Iran mandates women wear the Islamic face veil, even as enforcement had slackened in recent year. A young woman named Mahsa Amini whose death in morality police custody stoked mass protests in 2022. The unrest was quashed with deadly force.
Iranian law, which Islamic authorities say is based on religious precepts, systematically prioritizes men in criminal, family and financial cases.
Gender equality activist Leila Forough Mohammadi wrote on X: “On a day named for women, a single woman, a divorced woman, a woman without children simply does not exist — as if she is incomplete.
"Here, the system defines the woman only as spouses, and bestows the highest status on a woman whose reproductive role serves the population policy,” she added.
Iran ranks 143 out of 146 countries in the latest World Economic Forum Global Gender Gap Report.
Amnesty International has documented systemic gender discrimination in Iran in its 2024 report, including up to 74 lashes for defying hijab rules and frequent impunity for honor killings.
Mansoureh Hosseini Yeganeh, a women’s rights activist based in the UK, wrote: “We want not just Mother’s Day, but child custody rights, the right to obtain a birth certificate for our children, the right to leave the country, government support, citizenship respect, and all the things mothers enjoy in other civilized countries. And we want gifts too!”
“What Mother’s Day?” journalist Maryam Shokrani asked: “when mothers and women in this country are deprived of their most basic rights, when you don’t even include their names on their children’s birth certificates, when they have no custody … You should be ashamed!”
Men in solidarity
A post on X by Khamenei this month highlighting income inequality between women and men in the West stoked criticism by users who pointed to the Islamic theocracy's record on women's rights.
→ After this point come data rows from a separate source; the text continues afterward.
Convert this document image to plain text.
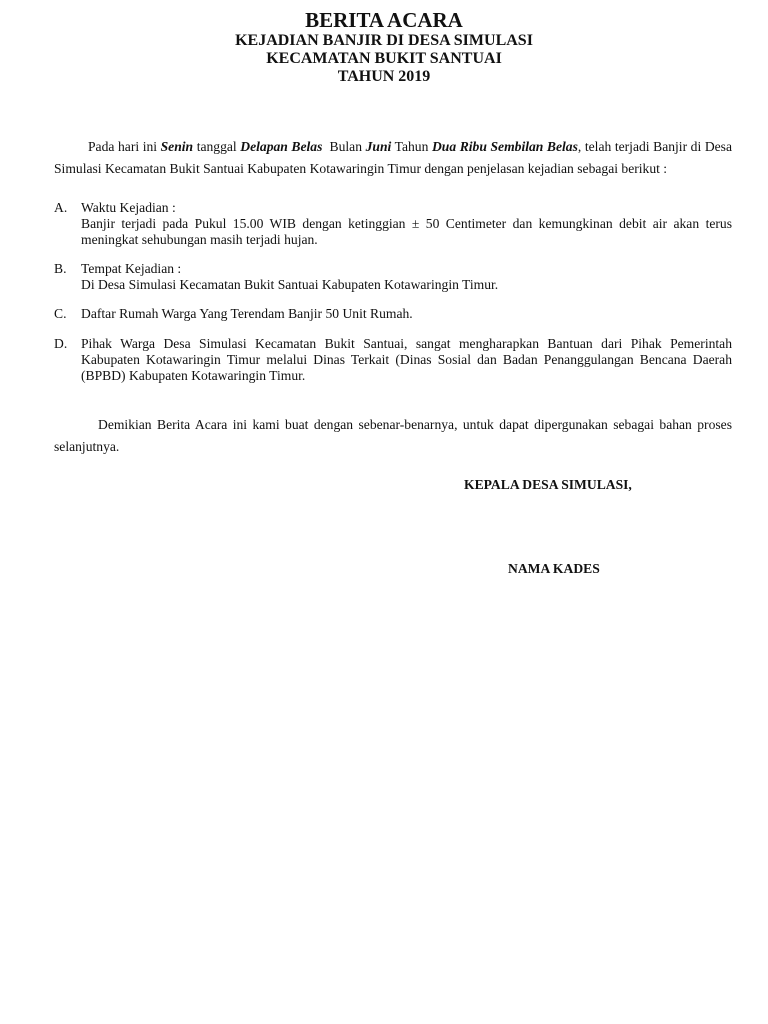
BERITA ACARA
KEJADIAN BANJIR DI DESA SIMULASI
KECAMATAN BUKIT SANTUAI
TAHUN 2019
Pada hari ini Senin tanggal Delapan Belas  Bulan Juni Tahun Dua Ribu Sembilan Belas, telah terjadi Banjir di Desa Simulasi Kecamatan Bukit Santuai Kabupaten Kotawaringin Timur dengan penjelasan kejadian sebagai berikut :
A.	Waktu Kejadian :
Banjir terjadi pada Pukul 15.00 WIB dengan ketinggian ± 50 Centimeter dan kemungkinan debit air akan terus meningkat sehubungan masih terjadi hujan.
B.	Tempat Kejadian :
Di Desa Simulasi Kecamatan Bukit Santuai Kabupaten Kotawaringin Timur.
C.	Daftar Rumah Warga Yang Terendam Banjir 50 Unit Rumah.
D.	Pihak Warga Desa Simulasi Kecamatan Bukit Santuai, sangat mengharapkan Bantuan dari Pihak Pemerintah Kabupaten Kotawaringin Timur melalui Dinas Terkait (Dinas Sosial dan Badan Penanggulangan Bencana Daerah (BPBD) Kabupaten Kotawaringin Timur.
Demikian Berita Acara ini kami buat dengan sebenar-benarnya, untuk dapat dipergunakan sebagai bahan proses selanjutnya.
KEPALA DESA SIMULASI,
NAMA KADES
The nearly 50-year-old system over which Khamenei presides views the veil as an emblem of Islamic identity and chastity.
Some Iranian men voiced support for the current holiday amid the criticism.
Mehrshad Ahmadian, CEO of a steel company, wrote: “Go sit with your father after you’re done congratulating Mother’s Day, ask him why your mother has no right to divorce? Why doesn’t she have custody of the child she gave birth to? Why does she need permission to obtain a passport?”
Supporters of the government’s agenda defend the official celebrations and the religious framing.
“Whenever we speak of women in the Islamic view, we speak of dignity, not a show," a user on X asserted.
"Islam defines women by the Fatimah model, not by the standards of capitalist markets. Today’s Iranian woman is an example of this great truth.”